Adds Professor Lawler “If the UK is not involved in EU collaborative cancer research and not part of Horizon Europe’s research community, this will have an extremely detrimental effect on European cancer research activity. Ultimately, patients with cancer will the pay the price for this decision in terms of health-care outcomes.”
Prof Sullivan adds “I hope that the findings and recommendations in this report will help the European cancer research community as they work towards a more equitable agenda where all citizens and patients, no matter where they live, will benefit equally from advances in cancer research.

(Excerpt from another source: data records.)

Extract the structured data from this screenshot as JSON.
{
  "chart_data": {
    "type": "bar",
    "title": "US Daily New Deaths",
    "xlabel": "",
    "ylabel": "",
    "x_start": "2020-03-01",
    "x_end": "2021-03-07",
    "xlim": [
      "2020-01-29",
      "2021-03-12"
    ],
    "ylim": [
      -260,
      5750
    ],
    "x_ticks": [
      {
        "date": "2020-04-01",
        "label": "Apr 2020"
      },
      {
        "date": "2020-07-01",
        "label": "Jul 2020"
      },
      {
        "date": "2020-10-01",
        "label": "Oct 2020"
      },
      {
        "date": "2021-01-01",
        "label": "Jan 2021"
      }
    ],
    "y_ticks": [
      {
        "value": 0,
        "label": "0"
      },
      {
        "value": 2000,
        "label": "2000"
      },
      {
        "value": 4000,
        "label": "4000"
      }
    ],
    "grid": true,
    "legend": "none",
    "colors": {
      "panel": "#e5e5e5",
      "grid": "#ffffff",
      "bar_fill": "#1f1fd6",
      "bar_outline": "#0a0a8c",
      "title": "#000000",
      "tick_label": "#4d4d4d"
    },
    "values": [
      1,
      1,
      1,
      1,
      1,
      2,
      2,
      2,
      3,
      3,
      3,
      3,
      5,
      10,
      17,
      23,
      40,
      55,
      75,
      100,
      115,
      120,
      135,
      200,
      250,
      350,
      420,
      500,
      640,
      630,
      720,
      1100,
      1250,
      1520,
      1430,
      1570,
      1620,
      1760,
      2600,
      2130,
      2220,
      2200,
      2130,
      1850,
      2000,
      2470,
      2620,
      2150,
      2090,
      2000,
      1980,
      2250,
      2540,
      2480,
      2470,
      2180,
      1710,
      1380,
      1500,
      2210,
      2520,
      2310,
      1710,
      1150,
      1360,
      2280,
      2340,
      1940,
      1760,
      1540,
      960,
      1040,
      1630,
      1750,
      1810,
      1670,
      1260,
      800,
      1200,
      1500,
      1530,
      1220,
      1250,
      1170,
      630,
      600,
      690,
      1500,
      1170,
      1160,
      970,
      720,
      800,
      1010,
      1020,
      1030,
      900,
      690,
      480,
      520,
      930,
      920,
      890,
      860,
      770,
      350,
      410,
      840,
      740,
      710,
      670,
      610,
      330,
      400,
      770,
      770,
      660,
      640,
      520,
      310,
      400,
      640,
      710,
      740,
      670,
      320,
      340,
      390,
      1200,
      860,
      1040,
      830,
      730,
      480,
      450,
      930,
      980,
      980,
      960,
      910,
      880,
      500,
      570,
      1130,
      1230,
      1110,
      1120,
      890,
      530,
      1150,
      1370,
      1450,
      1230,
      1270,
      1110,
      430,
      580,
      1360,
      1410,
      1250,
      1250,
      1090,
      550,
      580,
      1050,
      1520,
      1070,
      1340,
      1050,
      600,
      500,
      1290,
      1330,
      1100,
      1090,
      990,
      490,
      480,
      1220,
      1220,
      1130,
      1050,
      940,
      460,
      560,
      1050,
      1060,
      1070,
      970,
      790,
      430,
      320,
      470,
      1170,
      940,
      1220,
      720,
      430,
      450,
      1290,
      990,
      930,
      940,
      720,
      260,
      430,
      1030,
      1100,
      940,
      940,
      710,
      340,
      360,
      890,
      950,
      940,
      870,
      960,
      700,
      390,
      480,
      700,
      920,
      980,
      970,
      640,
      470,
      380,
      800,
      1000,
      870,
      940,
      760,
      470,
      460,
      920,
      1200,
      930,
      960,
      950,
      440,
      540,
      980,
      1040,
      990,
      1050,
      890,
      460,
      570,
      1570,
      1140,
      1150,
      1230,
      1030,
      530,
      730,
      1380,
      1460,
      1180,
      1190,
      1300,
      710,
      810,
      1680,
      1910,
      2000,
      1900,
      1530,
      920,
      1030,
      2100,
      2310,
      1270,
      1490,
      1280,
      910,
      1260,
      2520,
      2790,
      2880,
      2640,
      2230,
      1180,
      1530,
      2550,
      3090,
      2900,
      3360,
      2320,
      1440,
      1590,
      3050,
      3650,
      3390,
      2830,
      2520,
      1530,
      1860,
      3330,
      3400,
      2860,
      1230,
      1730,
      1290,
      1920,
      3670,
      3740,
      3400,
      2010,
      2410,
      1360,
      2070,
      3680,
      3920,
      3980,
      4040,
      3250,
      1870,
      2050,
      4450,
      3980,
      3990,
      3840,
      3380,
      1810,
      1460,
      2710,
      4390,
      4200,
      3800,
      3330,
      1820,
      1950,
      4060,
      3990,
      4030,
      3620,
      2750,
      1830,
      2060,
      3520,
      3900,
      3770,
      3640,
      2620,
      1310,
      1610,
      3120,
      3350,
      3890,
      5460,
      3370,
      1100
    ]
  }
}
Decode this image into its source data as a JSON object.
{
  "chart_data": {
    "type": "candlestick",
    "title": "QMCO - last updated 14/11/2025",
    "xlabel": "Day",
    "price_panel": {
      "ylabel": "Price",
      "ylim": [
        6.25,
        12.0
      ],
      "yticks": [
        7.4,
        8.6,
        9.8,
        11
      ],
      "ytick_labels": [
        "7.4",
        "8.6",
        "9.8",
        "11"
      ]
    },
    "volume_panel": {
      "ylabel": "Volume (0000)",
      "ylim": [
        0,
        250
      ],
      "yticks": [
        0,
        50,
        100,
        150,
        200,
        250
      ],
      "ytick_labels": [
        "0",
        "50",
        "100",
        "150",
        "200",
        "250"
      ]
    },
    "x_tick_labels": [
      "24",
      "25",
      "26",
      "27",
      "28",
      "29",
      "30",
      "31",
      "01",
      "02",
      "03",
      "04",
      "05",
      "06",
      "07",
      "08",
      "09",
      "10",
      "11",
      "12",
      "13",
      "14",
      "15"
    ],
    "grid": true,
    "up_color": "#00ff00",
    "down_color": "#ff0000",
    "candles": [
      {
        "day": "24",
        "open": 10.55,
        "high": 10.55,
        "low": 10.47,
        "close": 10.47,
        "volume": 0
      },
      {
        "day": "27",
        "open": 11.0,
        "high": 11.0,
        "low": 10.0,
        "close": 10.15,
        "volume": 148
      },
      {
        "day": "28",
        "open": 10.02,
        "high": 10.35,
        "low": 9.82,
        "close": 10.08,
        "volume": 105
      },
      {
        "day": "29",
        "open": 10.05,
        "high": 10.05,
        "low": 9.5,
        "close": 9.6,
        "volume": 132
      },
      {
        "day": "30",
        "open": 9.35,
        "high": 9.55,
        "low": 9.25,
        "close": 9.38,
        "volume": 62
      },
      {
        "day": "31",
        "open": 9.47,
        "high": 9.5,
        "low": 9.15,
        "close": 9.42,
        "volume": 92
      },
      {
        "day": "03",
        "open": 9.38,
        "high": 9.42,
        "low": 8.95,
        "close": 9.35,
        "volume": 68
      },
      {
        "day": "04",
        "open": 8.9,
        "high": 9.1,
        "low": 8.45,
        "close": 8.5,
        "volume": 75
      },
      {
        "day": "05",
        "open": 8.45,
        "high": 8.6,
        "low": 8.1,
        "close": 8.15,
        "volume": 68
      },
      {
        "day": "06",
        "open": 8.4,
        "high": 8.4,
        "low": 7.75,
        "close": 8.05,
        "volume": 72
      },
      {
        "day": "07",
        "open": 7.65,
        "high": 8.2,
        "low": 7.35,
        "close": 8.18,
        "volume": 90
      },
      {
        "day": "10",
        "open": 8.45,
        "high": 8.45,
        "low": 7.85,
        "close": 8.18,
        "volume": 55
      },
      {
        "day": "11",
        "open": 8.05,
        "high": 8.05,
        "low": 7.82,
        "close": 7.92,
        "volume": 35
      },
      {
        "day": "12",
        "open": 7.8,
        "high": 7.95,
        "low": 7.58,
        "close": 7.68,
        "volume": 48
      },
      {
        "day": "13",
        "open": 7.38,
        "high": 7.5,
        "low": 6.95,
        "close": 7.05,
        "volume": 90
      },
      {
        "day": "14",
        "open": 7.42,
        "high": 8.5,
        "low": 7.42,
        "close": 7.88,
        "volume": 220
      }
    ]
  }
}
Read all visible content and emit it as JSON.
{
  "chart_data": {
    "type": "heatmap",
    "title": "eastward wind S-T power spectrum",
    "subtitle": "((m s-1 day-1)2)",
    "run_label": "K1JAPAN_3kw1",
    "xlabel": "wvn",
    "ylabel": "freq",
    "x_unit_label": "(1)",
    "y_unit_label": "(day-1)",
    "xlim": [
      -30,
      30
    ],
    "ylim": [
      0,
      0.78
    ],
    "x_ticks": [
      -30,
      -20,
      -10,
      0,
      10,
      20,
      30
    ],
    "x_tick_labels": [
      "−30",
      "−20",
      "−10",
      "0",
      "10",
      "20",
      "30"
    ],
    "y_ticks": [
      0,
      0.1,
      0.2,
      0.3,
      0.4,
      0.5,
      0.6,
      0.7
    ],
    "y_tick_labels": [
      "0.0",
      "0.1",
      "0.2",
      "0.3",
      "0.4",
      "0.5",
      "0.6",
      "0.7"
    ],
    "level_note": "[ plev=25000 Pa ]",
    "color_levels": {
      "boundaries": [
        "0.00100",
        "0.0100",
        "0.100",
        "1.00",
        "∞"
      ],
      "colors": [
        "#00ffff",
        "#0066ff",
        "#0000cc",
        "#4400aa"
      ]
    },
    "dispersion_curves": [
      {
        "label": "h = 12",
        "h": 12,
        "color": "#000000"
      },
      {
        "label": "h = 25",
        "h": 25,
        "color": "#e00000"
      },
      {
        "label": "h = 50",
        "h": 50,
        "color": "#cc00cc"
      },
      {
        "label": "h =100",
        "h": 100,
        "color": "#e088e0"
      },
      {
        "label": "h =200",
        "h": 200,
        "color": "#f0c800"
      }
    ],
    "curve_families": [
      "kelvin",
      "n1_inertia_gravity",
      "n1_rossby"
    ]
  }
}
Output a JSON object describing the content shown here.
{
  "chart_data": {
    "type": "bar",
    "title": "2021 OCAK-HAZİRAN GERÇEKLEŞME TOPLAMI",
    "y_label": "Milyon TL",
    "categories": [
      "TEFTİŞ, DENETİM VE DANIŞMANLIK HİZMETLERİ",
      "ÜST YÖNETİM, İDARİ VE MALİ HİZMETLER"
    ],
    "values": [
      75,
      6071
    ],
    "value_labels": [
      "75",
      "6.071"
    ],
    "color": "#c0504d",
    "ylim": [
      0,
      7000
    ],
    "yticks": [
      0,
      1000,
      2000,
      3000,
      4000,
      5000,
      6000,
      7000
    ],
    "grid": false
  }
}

Professor Lawler adds: “Gathering data and turning them into cancer intelligence has been our North Star in this Commission. Too often, opinion, even expert opinion, has trumped data in the implementation of cancer research policies. Simply continuing to dedicate resource and effort to a narrow research agenda is no longer desirable or viable: we must follow the data and act on what they reveal. We have an unrivalled opportunity to reimagine cancer research and its implementation so as to achieve our ambitious 70:35 Vision, an average of 70% 10-year survival for patients treated for cancer in Europe by 2035. Let’s grasp this opportunity.”